When looking at Iran’s 65th Airborne Special Force Brigade, you might notice a few striking features similar to U.S SOF units. For example, the Iranians’ yellow enlisted chevrons seem a lot like the yellow chevrons on the old Army greens. Additionally, before the Iranian Revolution, their unit insignia looked a lot like the De Oppresso Liber crest that signifies the United States Army Special Forces.
The distinctive green beret worn by the Iranians may not be the same shade of green worn by today’s U.S. Army Special Forces, but Iranian special operators wear green for a reason — they were trained by Americans.
In the 1960s, the United States sent four operational detachments of Army Special Forces operators to Iran to train the Shah’s Imperial military forces. The Mobile Training Teams spent two years in-country as Military Assistance Advisory Group Iran. Before they could even get to Iran, the soldiers had to pass the Special Forces Officer course at Fort Bragg, then learn Farsi at the Defense Language Institute in Monterey, California. Only then would they be shipped to Iran to train Iranian Special Forces.
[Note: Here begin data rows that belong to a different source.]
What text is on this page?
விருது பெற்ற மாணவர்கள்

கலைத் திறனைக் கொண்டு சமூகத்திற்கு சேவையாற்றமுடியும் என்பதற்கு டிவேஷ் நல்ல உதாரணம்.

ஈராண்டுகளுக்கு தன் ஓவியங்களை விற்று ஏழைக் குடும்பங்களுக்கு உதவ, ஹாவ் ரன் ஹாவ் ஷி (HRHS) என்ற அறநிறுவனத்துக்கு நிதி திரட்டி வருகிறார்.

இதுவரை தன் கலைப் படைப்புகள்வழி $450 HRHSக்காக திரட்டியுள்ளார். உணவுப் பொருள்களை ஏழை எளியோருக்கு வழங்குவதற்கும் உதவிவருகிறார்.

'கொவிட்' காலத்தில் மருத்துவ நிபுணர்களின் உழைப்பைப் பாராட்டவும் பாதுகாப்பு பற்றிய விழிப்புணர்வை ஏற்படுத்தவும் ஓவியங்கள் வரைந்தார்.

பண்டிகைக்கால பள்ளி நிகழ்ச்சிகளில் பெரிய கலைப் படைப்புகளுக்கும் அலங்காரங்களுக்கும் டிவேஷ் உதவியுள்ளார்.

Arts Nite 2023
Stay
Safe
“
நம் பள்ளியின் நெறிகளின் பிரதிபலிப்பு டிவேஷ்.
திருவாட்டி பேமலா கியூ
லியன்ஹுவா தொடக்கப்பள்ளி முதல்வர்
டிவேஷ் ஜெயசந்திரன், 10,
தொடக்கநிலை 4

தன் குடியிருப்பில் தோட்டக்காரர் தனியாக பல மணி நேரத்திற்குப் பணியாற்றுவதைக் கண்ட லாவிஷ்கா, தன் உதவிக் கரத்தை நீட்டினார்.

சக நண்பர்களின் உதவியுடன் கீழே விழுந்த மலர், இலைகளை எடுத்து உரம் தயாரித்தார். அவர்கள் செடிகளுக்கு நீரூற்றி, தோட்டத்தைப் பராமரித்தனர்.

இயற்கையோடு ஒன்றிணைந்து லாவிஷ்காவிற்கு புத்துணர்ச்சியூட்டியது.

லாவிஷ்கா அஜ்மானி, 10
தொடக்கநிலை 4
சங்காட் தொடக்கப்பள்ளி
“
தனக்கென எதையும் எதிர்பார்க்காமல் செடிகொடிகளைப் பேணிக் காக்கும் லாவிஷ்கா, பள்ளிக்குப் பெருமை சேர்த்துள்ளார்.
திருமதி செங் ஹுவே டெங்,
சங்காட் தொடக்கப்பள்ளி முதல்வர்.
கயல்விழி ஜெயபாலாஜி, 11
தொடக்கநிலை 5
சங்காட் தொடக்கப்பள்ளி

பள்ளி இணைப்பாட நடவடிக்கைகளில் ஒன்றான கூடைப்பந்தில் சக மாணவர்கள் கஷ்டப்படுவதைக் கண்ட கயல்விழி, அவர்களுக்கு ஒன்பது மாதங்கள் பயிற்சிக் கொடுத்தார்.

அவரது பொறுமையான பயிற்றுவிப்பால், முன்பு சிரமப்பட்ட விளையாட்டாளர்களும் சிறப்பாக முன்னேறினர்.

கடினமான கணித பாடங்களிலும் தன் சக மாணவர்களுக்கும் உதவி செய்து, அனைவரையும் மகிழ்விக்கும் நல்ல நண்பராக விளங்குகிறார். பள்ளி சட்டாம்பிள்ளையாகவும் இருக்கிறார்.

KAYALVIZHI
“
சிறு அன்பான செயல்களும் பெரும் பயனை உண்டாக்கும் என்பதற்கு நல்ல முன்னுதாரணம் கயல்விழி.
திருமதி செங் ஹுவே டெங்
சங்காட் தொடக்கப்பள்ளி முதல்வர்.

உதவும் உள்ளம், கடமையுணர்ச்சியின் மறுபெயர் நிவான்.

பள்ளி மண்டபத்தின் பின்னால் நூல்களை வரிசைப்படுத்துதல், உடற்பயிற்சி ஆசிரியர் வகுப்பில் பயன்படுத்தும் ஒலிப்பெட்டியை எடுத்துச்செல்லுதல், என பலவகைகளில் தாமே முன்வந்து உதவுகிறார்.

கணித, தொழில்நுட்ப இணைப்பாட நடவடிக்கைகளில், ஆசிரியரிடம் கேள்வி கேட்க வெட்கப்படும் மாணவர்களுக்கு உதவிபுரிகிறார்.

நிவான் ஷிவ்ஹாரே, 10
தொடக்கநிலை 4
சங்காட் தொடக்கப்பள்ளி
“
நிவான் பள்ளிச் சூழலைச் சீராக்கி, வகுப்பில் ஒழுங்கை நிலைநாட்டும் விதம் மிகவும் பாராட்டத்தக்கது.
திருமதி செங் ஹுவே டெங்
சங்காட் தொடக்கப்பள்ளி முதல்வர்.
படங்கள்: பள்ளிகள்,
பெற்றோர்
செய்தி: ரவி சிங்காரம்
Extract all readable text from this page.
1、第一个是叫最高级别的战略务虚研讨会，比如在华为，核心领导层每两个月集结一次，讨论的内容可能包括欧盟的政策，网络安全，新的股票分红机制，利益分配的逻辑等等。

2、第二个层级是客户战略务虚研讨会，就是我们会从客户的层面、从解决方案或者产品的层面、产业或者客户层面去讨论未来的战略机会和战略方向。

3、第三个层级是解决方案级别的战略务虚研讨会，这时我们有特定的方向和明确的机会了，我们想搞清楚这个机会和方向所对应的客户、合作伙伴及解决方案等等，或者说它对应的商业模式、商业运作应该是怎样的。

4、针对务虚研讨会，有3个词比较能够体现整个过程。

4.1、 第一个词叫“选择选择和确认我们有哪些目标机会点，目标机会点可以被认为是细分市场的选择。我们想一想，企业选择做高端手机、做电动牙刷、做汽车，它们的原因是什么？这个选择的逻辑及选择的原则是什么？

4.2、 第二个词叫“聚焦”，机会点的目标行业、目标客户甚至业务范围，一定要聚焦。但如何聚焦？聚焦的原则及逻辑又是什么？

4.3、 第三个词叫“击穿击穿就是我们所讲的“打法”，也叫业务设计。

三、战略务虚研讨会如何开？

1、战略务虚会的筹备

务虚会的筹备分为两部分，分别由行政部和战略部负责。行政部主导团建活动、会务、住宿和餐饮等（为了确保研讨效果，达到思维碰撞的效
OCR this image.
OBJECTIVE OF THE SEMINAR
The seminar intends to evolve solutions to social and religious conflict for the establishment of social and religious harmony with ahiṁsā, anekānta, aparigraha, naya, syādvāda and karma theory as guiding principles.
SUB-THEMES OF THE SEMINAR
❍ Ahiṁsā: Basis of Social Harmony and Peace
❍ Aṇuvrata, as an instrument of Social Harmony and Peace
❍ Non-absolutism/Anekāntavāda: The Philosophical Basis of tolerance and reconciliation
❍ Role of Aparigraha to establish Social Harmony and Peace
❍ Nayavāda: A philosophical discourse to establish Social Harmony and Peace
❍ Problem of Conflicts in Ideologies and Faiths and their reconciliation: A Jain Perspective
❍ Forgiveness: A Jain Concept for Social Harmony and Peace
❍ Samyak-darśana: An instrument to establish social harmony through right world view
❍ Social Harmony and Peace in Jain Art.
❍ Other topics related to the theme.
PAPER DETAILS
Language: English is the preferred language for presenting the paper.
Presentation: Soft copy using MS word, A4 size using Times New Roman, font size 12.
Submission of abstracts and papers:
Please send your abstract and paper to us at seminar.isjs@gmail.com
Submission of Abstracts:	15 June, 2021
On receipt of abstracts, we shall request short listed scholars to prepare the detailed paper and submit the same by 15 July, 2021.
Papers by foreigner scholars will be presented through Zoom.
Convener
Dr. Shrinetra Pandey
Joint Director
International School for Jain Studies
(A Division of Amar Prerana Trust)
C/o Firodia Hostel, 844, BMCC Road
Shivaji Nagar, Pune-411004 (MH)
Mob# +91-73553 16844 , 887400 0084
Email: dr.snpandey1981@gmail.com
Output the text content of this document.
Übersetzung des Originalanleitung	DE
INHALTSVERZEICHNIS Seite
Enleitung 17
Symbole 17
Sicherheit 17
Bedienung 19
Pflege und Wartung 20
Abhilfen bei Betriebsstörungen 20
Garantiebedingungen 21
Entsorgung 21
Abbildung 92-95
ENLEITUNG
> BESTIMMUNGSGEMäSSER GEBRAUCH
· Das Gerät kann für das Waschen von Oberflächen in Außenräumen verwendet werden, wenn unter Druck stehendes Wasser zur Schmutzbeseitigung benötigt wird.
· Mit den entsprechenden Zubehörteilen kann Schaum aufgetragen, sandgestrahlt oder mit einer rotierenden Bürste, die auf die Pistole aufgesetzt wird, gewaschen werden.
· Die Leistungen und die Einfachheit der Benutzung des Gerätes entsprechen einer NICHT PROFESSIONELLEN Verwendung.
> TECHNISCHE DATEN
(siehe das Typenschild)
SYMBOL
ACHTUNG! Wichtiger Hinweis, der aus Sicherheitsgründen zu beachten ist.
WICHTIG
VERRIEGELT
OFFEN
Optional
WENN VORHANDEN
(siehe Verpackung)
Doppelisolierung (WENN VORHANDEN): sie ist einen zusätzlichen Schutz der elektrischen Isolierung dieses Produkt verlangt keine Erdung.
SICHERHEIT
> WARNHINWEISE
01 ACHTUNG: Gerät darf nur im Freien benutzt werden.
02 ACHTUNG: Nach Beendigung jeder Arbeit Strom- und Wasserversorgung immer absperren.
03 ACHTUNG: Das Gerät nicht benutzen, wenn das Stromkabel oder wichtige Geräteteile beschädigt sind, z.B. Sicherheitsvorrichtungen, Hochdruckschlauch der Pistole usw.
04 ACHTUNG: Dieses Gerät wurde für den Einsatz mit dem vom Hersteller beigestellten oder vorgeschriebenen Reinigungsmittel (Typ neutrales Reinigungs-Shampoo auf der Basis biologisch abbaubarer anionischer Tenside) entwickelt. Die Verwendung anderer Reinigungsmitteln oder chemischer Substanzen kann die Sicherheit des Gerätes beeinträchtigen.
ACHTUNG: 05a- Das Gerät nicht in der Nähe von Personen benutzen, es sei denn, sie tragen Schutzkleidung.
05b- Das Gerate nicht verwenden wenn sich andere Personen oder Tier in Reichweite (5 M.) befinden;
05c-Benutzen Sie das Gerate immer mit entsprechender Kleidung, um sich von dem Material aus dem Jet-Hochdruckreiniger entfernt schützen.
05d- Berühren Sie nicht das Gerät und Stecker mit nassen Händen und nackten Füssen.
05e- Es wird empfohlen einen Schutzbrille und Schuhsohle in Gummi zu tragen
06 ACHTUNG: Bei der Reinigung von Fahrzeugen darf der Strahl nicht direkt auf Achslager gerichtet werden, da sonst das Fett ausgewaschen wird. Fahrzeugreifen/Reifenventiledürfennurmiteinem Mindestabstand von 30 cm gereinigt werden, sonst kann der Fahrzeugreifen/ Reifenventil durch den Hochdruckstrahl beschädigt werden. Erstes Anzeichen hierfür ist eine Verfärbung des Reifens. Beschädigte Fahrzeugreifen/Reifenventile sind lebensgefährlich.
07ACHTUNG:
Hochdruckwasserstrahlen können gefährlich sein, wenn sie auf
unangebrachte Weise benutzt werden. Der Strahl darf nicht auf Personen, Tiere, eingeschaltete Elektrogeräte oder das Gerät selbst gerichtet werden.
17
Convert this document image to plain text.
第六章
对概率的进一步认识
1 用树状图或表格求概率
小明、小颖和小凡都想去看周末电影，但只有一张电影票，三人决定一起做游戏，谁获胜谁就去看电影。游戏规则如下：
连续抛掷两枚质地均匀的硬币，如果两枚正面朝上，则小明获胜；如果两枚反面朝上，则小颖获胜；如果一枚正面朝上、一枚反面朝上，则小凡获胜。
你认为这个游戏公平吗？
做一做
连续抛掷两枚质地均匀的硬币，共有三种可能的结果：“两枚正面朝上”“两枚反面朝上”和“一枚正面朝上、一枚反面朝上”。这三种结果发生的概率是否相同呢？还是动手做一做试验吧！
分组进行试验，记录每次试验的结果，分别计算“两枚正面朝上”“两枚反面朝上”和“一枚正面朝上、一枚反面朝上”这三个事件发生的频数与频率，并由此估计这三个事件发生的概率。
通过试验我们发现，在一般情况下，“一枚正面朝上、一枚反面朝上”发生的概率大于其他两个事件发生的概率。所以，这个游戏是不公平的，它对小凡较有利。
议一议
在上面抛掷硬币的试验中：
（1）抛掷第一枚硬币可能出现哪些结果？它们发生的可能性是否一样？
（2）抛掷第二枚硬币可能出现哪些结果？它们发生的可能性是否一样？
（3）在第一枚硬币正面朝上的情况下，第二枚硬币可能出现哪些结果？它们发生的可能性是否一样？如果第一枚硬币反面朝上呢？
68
Although it has been a long time since the 65th was a part of the Imperial Iranian Special Forces, the unit survived the Iranian Revolution 0f 1979 and made it through the brutal Iran-Iraq War in the 1980s. It is now called 65th NOHED Brigade (which is just a Farsi acronym for “airborne special forces”).
The unit’s missions are very similar to the ones the U.S. Special Forces trained it for in the 1960s. The unit performs hostage rescue, psychological operations, and irregular warfare missions; it also trains for counter-terrorism missions both inside and outside of Iran. Furthermore, it now advises the Iranian Revolutionary Guard Corps as they fight for the Iran-dominated Assad regime in Syria against a fractured rebellion.
Inside the Iranian military, the unit is known as the “powerful ghosts.” The nickname stems from a mission undertaken by the 65th in the mid-1990s. The unit was tasked to capture buildings around Tehran from the regular military; it was able to achieve the mission in under two hours.
The 65th’s current training includes endurance, survival, and combat training in desert, jungle, and mountain environments. Additionally, the unit conducts parachute and freefall training, as their erstwhile American allies taught them so long ago.